I have the very familiar problem eth0: kevent 2 may have been dropped when torrenting to a usb hard drive and already increased the memory and disabled the turbo mode, however occasionaly my Pi still 'drops' it and needs to be rebooted. The problem is that once I reboot I get the following:

[...] Checking file systems...fsck from util-linux 2.20.1
fsck.ext4: Unable to resolve `UUID=[insert UUID here]`
fsck died with exit status 8
failed (code 8).
[FAIL] File system check failed. A log is being saved in /var/log/fsck/checkfs if that location is writable. Please repair file system manually. ... failed!
[warn] A maintenance shell will now be started. CONTROL-D will terminate this shell and resume system boot. ... (warning).
Press enter for maintenance(or type Control-D to continue): 

And now it waits for keyboard input, which is annoying because it runs headless and no keyboard is attached (and ssh isn't started yet). How can I get the Pi to continue booting (without interaction)?

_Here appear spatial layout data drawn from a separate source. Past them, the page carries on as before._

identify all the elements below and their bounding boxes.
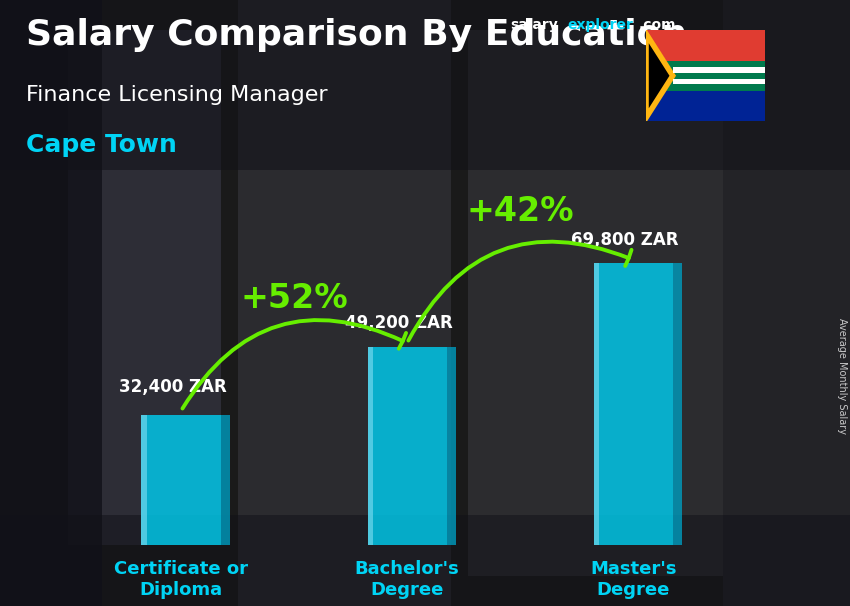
Text: salary: salary xyxy=(510,18,558,32)
Text: explorer: explorer xyxy=(568,18,633,32)
Bar xyxy=(593,264,672,545)
Text: 69,800 ZAR: 69,800 ZAR xyxy=(571,231,679,249)
Text: Finance Licensing Manager: Finance Licensing Manager xyxy=(26,85,327,105)
Bar xyxy=(446,347,456,545)
Bar xyxy=(722,0,850,606)
Bar xyxy=(468,30,722,576)
Text: Certificate or
Diploma: Certificate or Diploma xyxy=(114,560,248,599)
Bar xyxy=(0,515,850,606)
Bar xyxy=(672,264,683,545)
Text: 32,400 ZAR: 32,400 ZAR xyxy=(119,378,227,396)
Bar xyxy=(367,347,373,545)
Bar xyxy=(646,30,765,76)
Bar xyxy=(0,0,850,170)
Bar xyxy=(672,67,765,73)
Bar xyxy=(68,30,221,545)
Bar xyxy=(0,0,102,606)
Text: Master's
Degree: Master's Degree xyxy=(590,560,677,599)
Bar xyxy=(646,76,765,121)
Bar xyxy=(141,415,147,545)
Text: Average Monthly Salary: Average Monthly Salary xyxy=(837,318,847,434)
Bar xyxy=(646,61,765,90)
Text: .com: .com xyxy=(638,18,676,32)
Text: +42%: +42% xyxy=(467,195,574,228)
Text: 49,200 ZAR: 49,200 ZAR xyxy=(345,314,453,332)
Bar xyxy=(141,415,221,545)
Text: Salary Comparison By Education: Salary Comparison By Education xyxy=(26,18,687,52)
Bar xyxy=(221,415,230,545)
Bar xyxy=(672,79,765,84)
Bar xyxy=(238,0,450,606)
Polygon shape xyxy=(646,30,676,121)
Text: Bachelor's
Degree: Bachelor's Degree xyxy=(354,560,460,599)
Bar xyxy=(593,264,599,545)
Text: +52%: +52% xyxy=(241,282,348,315)
Bar xyxy=(367,347,446,545)
Text: Cape Town: Cape Town xyxy=(26,133,177,158)
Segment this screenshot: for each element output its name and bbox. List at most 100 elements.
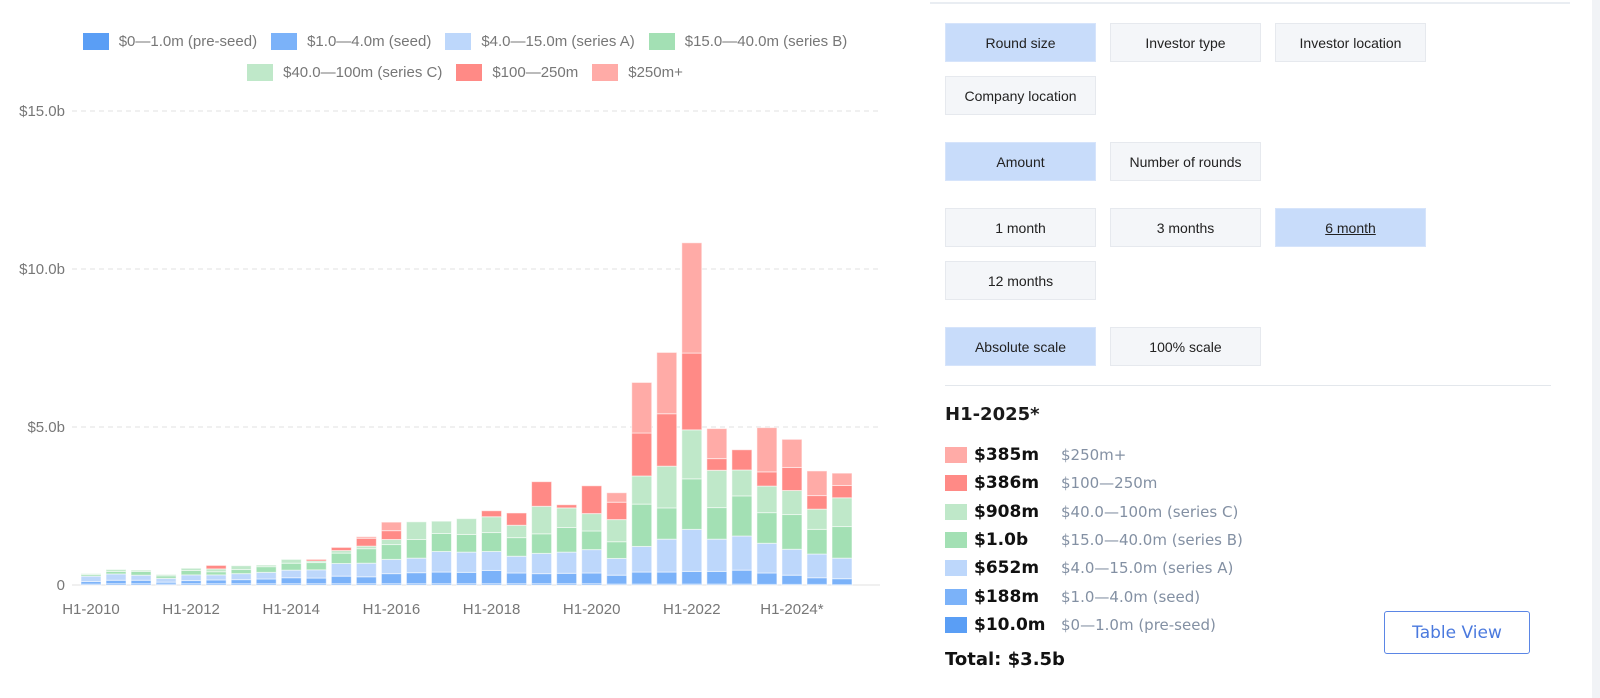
bar-segment-seed[interactable] [606, 574, 628, 585]
bar-segment-r100-250[interactable] [731, 449, 753, 471]
bar-segment-series-b[interactable] [806, 528, 828, 555]
bar-segment-seed[interactable] [230, 579, 252, 585]
bar-segment-series-a[interactable] [656, 538, 678, 573]
bar-segment-series-c[interactable] [656, 465, 678, 509]
bar-stack[interactable] [606, 492, 628, 586]
bar-stack[interactable] [656, 351, 678, 586]
bar-stack[interactable] [756, 427, 778, 586]
bar-segment-series-c[interactable] [806, 508, 828, 530]
bar-segment-seed[interactable] [756, 572, 778, 585]
bar-segment-series-a[interactable] [255, 571, 277, 580]
bar-segment-seed[interactable] [656, 571, 678, 585]
bar-segment-series-a[interactable] [581, 549, 603, 574]
bar-segment-series-b[interactable] [531, 533, 553, 554]
bar-segment-series-b[interactable] [255, 566, 277, 573]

Setting the fsck option in /etc/fstab to zero obviously works, but I'd rather have it sent me an email and continue booting (I already have exim set up).

1 Answer 1


You can set the fsck and mount up at some point in the boot process yourself to get around this. The simple version would be if there's nothing else in the boot process which requires the drive, in which case you can add to /etc/rc.local (I'm presuming debian, btw; arch using systemd will be somewhat different).

fsck -n UUID=...
if [[ $? != 0 ]]; then
    logger -p user.warning "/etc/rc.local: fsck fail $?"
else mount ....

I think you will need the '-n' since fsck will probably consider itself to be running non-interactively here (you could also try '-y'). This means it won't repair anything, it will just fail if something's wrong. Redirecting the output to a log would also be useful.

Note that this means you have to put a 0 in fstab for fsck and the noauto option so that it is not yet mounted when this runs (which rc.local runs after everything else).

If there's something in the boot process that does require it, you'll have to add your own service at an appropriate point (on debian see /etc/init.d/README).

You can also use udev rules for this, btw.

  • Thanks for your suggestion, in this way it is also possible to do something with the exit status, nice! Mar 18, 2013 at 8:10
  • 1
    @GerhardBurger : Yeah -- and actually fsck may fail there if it sees itself as being run non-interactively. I'll edit some stuff in to flesh those possibilities out.